Unfortunately, Nadal is a tennis player and not, say, a banker, whose success at his job doesn't depend on his knees. That's true of Sachin Tendulkar too, as well as Yuvraj Singh, among many others, who, along with making lots of money, haven't known anything apart from cricket all these years.
Think about it. Tendulkar was not yet 17 when he made his Test debut. He was playing serious cricket for a few years prior to that. And now, at just over 39, he has played cricket - competitively - for over 25 years. His non-cricketing years add up to just over ten.
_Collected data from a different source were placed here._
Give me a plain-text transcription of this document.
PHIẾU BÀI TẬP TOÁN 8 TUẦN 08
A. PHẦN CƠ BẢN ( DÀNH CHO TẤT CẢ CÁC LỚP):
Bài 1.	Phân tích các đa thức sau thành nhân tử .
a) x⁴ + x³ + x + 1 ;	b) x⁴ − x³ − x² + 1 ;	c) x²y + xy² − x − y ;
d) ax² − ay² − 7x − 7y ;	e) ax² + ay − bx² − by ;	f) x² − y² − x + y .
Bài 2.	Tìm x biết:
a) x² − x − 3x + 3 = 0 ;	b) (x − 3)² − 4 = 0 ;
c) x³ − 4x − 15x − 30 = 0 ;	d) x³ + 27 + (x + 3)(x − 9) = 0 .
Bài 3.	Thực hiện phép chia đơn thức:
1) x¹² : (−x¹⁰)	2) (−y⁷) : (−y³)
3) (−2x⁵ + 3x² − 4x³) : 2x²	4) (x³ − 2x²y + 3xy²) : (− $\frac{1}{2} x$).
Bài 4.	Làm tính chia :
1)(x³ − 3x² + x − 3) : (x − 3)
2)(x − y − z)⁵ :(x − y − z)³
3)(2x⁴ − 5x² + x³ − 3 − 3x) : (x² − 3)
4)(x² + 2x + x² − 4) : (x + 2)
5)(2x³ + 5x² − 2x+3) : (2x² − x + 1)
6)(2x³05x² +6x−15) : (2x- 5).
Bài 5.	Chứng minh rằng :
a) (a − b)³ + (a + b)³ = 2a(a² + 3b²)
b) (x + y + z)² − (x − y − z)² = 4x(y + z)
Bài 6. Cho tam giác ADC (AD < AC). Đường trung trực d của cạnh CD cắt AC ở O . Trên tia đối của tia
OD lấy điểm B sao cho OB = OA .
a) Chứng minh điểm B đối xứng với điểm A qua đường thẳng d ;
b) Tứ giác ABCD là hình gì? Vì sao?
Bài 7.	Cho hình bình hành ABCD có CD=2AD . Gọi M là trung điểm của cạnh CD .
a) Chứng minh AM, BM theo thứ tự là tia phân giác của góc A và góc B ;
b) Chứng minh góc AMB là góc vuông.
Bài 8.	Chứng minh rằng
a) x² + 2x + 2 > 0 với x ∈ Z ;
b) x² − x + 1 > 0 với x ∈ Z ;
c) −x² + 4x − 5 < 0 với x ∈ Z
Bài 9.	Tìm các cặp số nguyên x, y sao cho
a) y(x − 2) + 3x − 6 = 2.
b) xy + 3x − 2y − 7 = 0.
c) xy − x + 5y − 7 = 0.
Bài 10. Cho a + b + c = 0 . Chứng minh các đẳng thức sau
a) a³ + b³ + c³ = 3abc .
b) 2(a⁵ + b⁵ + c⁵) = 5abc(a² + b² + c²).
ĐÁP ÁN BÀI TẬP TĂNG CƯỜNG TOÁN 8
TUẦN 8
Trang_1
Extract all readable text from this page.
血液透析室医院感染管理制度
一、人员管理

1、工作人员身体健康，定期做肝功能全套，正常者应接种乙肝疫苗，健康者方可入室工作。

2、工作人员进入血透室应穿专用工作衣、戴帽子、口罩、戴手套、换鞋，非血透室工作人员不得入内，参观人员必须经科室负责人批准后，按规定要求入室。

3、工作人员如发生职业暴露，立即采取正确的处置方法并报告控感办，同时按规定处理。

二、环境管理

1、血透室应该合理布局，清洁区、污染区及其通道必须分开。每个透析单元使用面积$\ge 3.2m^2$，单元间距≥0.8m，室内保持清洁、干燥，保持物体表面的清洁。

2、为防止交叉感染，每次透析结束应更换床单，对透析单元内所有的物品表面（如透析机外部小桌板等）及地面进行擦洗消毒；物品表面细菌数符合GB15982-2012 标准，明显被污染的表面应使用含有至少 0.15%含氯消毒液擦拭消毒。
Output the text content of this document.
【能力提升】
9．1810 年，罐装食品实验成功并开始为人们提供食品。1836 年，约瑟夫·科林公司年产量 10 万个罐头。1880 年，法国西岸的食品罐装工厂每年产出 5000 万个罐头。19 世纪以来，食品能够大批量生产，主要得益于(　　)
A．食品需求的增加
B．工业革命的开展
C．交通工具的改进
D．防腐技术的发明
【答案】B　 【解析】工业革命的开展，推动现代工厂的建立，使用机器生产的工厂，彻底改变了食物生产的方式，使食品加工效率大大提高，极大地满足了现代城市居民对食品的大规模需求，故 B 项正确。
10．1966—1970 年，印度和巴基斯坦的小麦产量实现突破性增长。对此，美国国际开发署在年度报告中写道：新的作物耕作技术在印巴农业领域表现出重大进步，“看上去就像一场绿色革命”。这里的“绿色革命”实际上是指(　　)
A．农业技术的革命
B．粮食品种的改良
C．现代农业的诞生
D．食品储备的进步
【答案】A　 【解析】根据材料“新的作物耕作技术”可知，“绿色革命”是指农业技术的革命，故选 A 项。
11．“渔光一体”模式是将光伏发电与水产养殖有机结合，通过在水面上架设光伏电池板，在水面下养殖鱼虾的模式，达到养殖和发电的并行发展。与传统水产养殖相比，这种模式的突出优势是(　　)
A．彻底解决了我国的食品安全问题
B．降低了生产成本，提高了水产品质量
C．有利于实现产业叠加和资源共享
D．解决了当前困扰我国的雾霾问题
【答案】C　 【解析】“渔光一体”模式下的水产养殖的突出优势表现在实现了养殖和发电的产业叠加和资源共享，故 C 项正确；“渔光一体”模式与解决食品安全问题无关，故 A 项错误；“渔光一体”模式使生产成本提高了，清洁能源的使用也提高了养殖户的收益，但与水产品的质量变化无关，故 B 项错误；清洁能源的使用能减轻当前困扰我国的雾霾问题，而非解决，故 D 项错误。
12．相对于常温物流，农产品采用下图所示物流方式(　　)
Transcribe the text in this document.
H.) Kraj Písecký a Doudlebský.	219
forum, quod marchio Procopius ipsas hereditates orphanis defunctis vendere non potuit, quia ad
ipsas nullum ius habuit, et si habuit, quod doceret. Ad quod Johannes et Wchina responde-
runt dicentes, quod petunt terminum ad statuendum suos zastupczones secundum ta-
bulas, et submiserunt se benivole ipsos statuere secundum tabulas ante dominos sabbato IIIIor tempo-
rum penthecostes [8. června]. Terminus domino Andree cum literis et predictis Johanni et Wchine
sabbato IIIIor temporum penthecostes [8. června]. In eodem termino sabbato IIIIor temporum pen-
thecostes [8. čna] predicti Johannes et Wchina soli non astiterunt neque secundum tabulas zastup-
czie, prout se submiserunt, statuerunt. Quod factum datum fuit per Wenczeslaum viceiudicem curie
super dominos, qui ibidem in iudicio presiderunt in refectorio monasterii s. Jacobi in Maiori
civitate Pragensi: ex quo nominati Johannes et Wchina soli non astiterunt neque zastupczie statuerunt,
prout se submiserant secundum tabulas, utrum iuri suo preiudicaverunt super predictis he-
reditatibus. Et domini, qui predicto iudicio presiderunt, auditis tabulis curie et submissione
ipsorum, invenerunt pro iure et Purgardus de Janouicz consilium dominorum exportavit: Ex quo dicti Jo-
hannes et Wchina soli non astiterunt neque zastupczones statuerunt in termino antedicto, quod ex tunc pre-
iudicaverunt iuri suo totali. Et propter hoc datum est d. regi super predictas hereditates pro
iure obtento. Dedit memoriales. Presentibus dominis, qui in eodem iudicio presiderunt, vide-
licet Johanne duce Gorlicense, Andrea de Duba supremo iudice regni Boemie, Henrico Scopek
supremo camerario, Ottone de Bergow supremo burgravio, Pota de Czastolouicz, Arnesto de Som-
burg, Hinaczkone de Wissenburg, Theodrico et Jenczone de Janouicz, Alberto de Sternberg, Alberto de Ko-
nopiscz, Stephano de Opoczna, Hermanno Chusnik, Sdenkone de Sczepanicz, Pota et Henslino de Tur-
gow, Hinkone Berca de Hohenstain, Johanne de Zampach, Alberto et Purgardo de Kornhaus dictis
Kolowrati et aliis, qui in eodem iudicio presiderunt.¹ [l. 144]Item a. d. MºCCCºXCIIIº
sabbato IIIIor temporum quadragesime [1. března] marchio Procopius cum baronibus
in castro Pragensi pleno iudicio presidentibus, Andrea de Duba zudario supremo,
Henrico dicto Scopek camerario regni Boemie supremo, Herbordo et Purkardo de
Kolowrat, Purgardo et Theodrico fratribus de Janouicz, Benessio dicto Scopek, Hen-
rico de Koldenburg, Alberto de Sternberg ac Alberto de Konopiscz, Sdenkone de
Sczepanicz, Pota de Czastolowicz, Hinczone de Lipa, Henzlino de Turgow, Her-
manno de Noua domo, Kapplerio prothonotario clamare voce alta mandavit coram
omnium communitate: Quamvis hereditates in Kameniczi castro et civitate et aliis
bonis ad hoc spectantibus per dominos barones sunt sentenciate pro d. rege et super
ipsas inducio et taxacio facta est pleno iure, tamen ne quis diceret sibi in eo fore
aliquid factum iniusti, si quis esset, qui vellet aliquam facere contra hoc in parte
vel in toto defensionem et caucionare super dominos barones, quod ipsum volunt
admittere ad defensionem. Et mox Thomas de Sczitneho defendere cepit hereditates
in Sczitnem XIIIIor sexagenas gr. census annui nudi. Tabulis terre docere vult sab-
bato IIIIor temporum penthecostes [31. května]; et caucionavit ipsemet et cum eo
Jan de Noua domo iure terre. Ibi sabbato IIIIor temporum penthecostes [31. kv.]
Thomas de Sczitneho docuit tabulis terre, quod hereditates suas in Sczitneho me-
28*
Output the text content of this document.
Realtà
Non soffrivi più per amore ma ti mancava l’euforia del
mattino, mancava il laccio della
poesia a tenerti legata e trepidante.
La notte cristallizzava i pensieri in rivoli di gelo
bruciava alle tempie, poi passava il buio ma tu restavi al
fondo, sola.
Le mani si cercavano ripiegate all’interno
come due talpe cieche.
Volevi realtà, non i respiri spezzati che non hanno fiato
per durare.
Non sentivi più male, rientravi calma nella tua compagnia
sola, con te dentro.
Yuvraj, a cancer-survivor like Armstrong (his Twitter handle is 'yuvstrong'), was pushed into playing cricket by Yograj Singh, his ambitious cricketer-father, as a kid, and now, at close to 31 years of age, he has done nothing but play cricket for about two decades.
The Tendulkar story is somewhat different, in that despite having injured practically every part of his body over the years (wear and tear included), there's no compulsion, apart from age, to quit. Yuvraj's case, on the other hand, follows the Nadal Syndrome. Is he back at his best? No one knows. Does he have it in him, after staying out of the game for months to be treated for cancer and trying to recover since, to be the champion cricketer he was?
If there's one thing Yuvraj knows, it's that there's always a good chance he will do well, or brilliantly, in a big ICC tournament. He did it in 2007 when India won the World T20, and again in 2011 when India won the 50-over World Cup. It's like a Grand Slam for him. Nadal has pushed and pushed himself to win 11 Slams, as well as the 2008 Olympic gold. Yuvraj's next Slam is the World T20. Even if he's not a 100 percent, he will go out there and play from memory. Fantastic memories too. Much like, maybe, Nadal would have if it had been the French Open and not the US Open in August.
Gone are the days when a cricket team played only Test cricket, that too after travelling for weeks on a ship to another country to play a series over an entire summer. Now we have Tests, ODIs, T20Is, domestic cricket (sometimes) and T20 leagues scattered around the world. Everyone plays the year round. No one's getting younger. The aches and pains must be telling. Given the damage all this is wreaking on their bodies, I only hope it's the Nadal Syndrome that drives our heroes on and not the sinister option we discussed earlier.